Nach Eingang der Berufungsbegründung wurde über das Vermögen der Klägerin das Insolvenzverfahren eröffnet. Der Insolvenzverwalter hat gegenüber den Geschäftsführern der Komplementär-GmbH der Klägerin die streitbefangenen Ansprüche freigegeben. Darauf hat die Klägerin die Aufnahme des Rechtsstreits erklärt und beantragt, unter Aufhebung des angefochtenen Urteils nach ihren erstinstanzlichen Anträgen zu erkennen. Das Berufungsgericht hat nach mündlicher Verhandlung durch "Zwischenurteil" ausgesprochen, daß der Rechtsstreit infolge der Eröffnung des Insolvenzverfahrens unterbrochen sei.

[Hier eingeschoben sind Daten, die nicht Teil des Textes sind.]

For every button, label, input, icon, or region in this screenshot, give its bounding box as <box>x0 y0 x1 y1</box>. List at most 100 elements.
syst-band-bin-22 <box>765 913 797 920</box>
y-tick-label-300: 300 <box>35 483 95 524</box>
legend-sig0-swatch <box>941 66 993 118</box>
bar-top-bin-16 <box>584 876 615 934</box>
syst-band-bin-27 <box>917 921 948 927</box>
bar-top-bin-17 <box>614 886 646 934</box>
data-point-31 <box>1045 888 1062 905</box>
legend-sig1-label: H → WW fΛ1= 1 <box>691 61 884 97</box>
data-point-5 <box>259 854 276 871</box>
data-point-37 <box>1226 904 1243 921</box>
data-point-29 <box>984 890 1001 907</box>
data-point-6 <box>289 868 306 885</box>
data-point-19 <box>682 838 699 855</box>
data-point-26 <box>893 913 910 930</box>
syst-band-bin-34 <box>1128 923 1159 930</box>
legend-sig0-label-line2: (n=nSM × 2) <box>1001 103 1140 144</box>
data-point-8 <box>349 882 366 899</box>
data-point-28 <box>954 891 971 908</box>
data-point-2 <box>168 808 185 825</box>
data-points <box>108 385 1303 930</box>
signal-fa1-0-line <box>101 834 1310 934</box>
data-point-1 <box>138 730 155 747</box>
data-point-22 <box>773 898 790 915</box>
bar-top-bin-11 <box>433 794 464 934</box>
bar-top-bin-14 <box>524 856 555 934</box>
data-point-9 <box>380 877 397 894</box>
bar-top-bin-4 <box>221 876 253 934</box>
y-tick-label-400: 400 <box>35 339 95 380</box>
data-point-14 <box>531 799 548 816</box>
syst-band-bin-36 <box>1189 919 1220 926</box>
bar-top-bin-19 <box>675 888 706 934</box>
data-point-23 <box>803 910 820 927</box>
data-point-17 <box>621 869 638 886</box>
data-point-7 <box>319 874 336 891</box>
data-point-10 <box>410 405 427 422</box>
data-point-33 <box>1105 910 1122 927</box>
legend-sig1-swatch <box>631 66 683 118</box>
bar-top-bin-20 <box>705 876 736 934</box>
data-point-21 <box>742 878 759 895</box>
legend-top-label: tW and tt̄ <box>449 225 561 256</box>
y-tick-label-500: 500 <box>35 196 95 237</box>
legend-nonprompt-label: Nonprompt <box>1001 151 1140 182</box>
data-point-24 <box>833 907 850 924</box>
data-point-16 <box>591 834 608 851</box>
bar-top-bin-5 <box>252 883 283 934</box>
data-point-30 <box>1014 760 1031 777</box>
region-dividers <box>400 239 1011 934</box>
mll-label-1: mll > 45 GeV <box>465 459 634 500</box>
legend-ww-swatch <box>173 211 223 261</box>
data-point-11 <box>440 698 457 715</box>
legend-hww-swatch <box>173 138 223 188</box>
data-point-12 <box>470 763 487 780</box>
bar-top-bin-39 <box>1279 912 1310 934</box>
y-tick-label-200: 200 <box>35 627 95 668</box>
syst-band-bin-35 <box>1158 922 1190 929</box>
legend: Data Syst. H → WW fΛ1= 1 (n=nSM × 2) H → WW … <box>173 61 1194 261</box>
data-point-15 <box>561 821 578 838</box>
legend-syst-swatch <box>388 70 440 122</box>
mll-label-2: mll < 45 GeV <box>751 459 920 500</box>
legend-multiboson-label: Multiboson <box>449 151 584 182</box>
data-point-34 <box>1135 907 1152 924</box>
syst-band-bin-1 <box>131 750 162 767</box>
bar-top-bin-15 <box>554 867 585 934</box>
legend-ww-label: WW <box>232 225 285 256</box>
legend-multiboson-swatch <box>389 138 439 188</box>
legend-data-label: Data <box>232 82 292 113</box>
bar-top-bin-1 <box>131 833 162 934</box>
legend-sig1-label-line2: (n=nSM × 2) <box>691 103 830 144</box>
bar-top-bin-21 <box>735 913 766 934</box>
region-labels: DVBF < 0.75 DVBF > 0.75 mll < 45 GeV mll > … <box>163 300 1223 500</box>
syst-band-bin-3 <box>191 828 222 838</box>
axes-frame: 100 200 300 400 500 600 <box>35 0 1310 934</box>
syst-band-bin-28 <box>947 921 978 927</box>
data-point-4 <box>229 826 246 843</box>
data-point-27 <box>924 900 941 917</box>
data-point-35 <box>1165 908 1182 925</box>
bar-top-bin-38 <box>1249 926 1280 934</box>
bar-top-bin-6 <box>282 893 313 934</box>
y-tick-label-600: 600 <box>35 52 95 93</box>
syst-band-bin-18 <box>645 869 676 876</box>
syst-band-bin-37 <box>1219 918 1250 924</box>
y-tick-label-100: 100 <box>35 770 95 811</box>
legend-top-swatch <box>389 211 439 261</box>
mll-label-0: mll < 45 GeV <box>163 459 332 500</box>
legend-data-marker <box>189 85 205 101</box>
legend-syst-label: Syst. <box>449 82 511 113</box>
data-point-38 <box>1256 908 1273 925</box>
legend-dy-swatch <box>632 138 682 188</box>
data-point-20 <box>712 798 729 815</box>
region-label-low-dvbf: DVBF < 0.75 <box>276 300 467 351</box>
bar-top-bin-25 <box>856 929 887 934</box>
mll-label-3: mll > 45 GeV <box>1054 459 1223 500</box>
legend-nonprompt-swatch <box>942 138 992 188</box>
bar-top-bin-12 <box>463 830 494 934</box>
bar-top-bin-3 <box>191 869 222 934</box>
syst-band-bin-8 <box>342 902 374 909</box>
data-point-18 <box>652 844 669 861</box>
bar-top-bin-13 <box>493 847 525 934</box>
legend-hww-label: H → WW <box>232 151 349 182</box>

Die Klägerin hält dies für unzutreffend und ist der Auffassung, das Urteil sei mit der Revision anfechtbar. Sie hat Beschwerde dagegen eingelegt, daß die Revision nicht zugelassen worden ist.

II.

Die Nichtzulassungsbeschwerde der Klägerin ist statthaft (§ 544 Abs. 1 ZPO). Gegen die vom Berufungsgericht als Zwischenurteil nach § 303 ZPO bezeichnete Entscheidung eröffnet das Gesetz das Rechtsmittel der Revision nach Maßgabe der §§ 542 ff ZPO.

1. Das Urteil, dessen Anfechtung die Klägerin beabsichtigt, bringt nach dem Inhalt der von ihm getroffenen Entscheidung zum Ausdruck, daß der geltend gemachte Anspruch ausschließlich im Insolvenzverfahren abgewickelt werden kann. Das Urteil hat daher die Wirkung, daß es die Klägerin endgültig aus dem Rechtsstreit verweist. Wird die Entscheidung des Berufungsgerichts rechtskräftig, hat die Klägerin - jedenfalls während der Dauer des Insolvenzverfahrens - keine rechtliche Möglichkeit mehr, den behaupteten eigenen Anspruch einzuklagen.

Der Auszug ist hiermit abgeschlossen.